Be Careful What You Wish For, You Just Might Get It

By Maddelena Rubini

EvolutionofthemMindIn a strange confluence of circumstances, Advocate editors approved a show review. Typically, we profile artists or preview events. It’s our small contribution to Corvallis’ arts and entertainment scene. However, we were feeling ornery the day a  member of a local band challenged us to quit our superlative ways and come to his Tuesday night gig for some real musical discourse. We don’t usually negotiate with terrorists, but he did invite us. Anything short of attending would have been rude.

Evolution of the Mind, a guitar and bass duo, derives its inspiration from multiple genres, including rock, blues, funk, folk, and jam traditions. During this particular show, Chris Farrell, guitarist, and John Hroza, bass player, served up a veritable goulash of covers and originals to an intimate seven-person audience, two of who were children, at Dock 22.

I arrived with my partner-in-crime halfway through a cover of “Come on,” also known as “Let the Good Times Roll,” by New Orleans bluesman Earl King. Waiting for my pints, I noticed that the tempo was decidedly slower than the original. The delicate art of cover songs dictates some degree of reinterpretation so as to maintain audience interest and skirt copyright violations. However, Evolution’s muttered lyrics and dirge-like pace failed to convince anyone that this was indeed a good time.

As it turns out, mumbled crooning and contemplative strumming are Evolution of the Mind’s contributions to the field. Hroza’s vocals are more articulate than Farrell’s. The former’s versions of “Lodi” by Creedence Clearwater Revival and “Presence of the Lord” by Blind Faith nearly convinced me that these were gentle, stripped-down renditions inviting listeners to linger in the music. However, Farrell’s turn at the mic inevitably brought us back to earth. His lyrical adaptation of Eric Clapton’s “After Midnight” stumbled along like a junkie on the nod, which perhaps signifies the dark side of the 70s and Clapton’s personal struggle with addiction.

Any benefit of the doubt disappeared when Farrell broke into the most depressing version of “Tell Him” by the Exciters that I’ve ever heard. That sassy, assertive message, performed by an adorable 60s girl group, turned into the lamentation of one who failed to act. Imagine Victorian spinsters gone mad from the loss of true love, rocking themselves in a dusty attic corner. “Tell him… tell him… you’re always going to love… him.”

At this point in the set, two things came to mind: Marilyn Manson and Ozzy Osbourne. Manson is well known for juxtaposing innocuous covers and his guilty pleasure brand of horror rock.

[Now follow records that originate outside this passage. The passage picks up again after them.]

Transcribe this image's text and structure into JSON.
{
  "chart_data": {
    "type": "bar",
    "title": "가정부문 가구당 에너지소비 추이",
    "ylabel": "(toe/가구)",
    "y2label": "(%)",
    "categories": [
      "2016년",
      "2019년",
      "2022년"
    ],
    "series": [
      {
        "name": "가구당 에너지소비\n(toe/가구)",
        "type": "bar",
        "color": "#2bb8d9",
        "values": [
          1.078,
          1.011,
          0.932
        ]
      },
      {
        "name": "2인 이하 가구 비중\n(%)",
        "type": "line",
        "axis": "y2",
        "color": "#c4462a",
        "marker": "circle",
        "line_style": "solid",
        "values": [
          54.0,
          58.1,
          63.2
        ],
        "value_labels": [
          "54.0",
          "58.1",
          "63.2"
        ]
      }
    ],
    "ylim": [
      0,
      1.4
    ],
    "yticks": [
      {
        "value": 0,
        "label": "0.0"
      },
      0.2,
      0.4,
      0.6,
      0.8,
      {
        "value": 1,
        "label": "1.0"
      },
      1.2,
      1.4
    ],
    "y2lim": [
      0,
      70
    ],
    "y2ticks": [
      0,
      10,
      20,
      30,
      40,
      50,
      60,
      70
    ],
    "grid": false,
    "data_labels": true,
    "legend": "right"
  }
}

This recontextualization illuminates overlooked meaning, thus exposing the pop canon’s insanity. Perhaps Evolution shares a similar theory.

I can’t say definitively because the overall performance that Tuesday night at Dock 22 jogged a gin-shrouded karaoke memory from Columbus, OH, ca. 2002. A besotted Mickey’s Bar regular took the stage with an Ozzy Osbourne ballad. I don’t remember the song, just that we held our collective breath as he slurred through some 10 minutes of metal eternity. Toward the end, the crowd realized that, in his head, in that moment, Drunk Dude was the self-appointed Prince of Darkness.

I will never doubt someone’s transformative experience at the hands of music, regardless of the genre. This is why I will not doubt for one minute that Evolution of the Mind is sonically shaping the content of their souls to share with the public. After all, Hroza and Farrell are pretty good at their respective instruments; picking bell-like chords during their original pieces, and working in time with each other. Unfortunately, the set was dominated by the curious sensation of listening to a mixed tape on a dying Sony Walkman. Low key is important for a space the size of Dock 22, but Evolution has redefined the word.